1Włudzik herself refers to the House, M.D. Guide to the Show.

2Or, to be more precise, that she has Androgen Insensitivity Syndrome (“Skin Deep”).

3Throughout this article the term discourse is used in the Foucauldian sense in that it is intended to convey “not just spoken language but the broader variety of institutions and practices through which meaning is produced” (Sturken and Cartwright 102). This means that it is assumed to represent “a group of statements that provide a means for talking (and a way of representing knowledge) about a particular topic at a particular historical moment” (105). It is also important to understand, as Sturken and Cartwright point out, that “[c]ertain kinds of knowledge are validated in our society through social institutions such as [...] the medical profession [...] while other kinds of knowledge may be discredited because they do not carry the authority of institutional discourse” (109).

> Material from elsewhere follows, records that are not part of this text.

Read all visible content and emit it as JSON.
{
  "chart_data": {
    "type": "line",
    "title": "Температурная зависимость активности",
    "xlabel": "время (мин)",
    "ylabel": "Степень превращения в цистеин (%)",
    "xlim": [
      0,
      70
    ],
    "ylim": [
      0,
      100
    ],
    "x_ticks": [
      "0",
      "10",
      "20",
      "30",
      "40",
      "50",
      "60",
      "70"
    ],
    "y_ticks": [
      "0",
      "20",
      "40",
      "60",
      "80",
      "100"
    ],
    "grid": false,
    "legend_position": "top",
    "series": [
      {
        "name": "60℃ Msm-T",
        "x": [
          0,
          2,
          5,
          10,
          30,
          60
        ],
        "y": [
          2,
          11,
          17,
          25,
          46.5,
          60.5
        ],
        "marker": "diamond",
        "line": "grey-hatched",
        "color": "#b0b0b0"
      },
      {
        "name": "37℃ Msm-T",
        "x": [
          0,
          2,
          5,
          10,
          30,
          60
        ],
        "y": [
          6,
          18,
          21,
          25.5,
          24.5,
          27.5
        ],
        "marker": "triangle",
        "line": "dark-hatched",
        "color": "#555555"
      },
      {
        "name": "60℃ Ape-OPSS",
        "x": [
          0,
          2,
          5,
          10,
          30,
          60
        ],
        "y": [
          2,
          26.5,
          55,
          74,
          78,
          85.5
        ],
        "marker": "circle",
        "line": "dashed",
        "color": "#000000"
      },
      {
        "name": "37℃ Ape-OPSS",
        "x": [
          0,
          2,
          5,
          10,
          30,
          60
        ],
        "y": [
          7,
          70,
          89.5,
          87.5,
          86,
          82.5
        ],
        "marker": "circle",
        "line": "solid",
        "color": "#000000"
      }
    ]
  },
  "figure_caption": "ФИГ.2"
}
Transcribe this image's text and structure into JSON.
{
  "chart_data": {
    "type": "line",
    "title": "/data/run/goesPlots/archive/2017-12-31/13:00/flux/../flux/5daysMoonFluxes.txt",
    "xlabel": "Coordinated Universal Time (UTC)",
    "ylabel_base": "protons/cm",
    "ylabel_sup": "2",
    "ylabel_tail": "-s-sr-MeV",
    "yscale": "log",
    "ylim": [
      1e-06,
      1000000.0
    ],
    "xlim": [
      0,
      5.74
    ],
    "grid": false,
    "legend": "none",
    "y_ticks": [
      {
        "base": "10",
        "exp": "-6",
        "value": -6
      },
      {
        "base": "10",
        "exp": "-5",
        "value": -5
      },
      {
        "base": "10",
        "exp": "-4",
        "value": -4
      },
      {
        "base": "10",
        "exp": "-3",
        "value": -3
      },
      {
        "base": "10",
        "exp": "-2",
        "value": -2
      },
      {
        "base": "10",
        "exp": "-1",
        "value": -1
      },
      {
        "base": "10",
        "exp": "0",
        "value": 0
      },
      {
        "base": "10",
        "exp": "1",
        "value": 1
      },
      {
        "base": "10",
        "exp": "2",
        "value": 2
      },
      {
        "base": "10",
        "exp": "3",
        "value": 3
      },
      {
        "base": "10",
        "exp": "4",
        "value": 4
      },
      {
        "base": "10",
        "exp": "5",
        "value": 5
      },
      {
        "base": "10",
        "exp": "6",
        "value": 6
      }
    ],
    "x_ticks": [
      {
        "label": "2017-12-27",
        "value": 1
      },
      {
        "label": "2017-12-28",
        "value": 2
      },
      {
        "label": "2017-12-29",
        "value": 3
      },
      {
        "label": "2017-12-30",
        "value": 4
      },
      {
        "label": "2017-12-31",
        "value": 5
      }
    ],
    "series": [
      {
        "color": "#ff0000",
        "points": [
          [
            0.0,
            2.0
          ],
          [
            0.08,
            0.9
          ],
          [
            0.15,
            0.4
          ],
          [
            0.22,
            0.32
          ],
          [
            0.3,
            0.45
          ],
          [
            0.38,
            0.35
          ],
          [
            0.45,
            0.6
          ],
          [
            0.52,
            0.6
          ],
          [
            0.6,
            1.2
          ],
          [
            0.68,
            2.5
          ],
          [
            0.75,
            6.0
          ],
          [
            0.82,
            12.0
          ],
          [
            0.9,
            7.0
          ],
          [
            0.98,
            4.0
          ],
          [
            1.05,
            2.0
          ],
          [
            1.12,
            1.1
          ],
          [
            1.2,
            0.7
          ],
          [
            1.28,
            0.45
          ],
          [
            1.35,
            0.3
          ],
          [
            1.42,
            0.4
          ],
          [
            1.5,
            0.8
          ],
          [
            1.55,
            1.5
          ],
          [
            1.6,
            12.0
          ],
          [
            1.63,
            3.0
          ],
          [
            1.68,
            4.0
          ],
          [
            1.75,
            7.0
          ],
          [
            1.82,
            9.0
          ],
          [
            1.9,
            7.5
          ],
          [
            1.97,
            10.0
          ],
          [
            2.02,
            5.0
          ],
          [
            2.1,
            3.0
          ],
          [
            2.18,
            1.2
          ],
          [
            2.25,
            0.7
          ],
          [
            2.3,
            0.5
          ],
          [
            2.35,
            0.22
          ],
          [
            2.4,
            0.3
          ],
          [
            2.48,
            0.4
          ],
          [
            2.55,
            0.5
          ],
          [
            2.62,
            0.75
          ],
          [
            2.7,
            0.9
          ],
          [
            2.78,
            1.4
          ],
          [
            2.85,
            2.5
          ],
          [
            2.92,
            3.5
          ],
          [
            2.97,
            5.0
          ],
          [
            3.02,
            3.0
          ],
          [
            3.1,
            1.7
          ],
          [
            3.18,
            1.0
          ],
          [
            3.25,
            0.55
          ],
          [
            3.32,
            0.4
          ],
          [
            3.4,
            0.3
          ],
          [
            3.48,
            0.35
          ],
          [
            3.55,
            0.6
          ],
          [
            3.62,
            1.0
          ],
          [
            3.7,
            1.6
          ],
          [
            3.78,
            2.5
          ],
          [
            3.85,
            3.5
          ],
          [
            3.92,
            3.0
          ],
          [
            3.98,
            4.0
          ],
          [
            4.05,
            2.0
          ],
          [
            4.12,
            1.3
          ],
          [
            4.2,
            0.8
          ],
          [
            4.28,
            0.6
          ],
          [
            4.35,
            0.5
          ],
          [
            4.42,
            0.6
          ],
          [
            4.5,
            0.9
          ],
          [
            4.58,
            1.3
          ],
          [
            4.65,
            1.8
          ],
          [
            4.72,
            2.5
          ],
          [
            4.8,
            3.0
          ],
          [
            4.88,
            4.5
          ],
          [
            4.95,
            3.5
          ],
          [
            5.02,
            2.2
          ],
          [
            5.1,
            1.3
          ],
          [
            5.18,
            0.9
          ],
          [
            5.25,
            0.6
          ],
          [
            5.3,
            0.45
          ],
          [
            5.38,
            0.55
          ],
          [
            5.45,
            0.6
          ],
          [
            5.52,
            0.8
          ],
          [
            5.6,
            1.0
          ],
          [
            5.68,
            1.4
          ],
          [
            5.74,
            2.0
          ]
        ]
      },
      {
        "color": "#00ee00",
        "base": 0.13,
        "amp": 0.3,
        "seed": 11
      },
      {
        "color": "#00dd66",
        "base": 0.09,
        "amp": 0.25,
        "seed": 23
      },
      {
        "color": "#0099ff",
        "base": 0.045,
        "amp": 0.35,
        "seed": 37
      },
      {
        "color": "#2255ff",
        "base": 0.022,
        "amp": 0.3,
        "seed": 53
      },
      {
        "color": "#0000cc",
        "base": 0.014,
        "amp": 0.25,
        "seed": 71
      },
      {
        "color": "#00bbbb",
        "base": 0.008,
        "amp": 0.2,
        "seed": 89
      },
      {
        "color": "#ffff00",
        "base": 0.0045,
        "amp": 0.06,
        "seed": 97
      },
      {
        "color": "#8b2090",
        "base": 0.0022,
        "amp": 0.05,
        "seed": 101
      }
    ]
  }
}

4For example, Rachel Carroll discusses the representation of intersexuality in Jeffrey Eugenides’s Pulitzer Prize-winning novel Middlesex (187).

5In this binary, sex is understood to be rooted in biology and gender represents “the practices of femininity or masculinity in social relations” (Hird 348).

6The opening credits are used for all episodes except the pilot.

7As Włudzik states—with reference to Jensen and Witter—other medical shows “usually are more relationship-oriented” (231).

8These re-creations replace the “snippets of actual filmed surgery” that other shows like ER have used in the past to illustrate a procedure (Serlin 241).

9As already noted, House’s caring is limited to curing the patients and for the most part excludes direct interaction with them. In fact, a number of scholars as well as the characters in the show and critics of the show note that House seems to be “more interested in the puzzle of diagnostics than in the patients themselves” (Burger 357).

10The term “male gaze” was first introduced by Laura Mulvey in her 1975 essay “Visual Pleasure and Narrative Cinema.”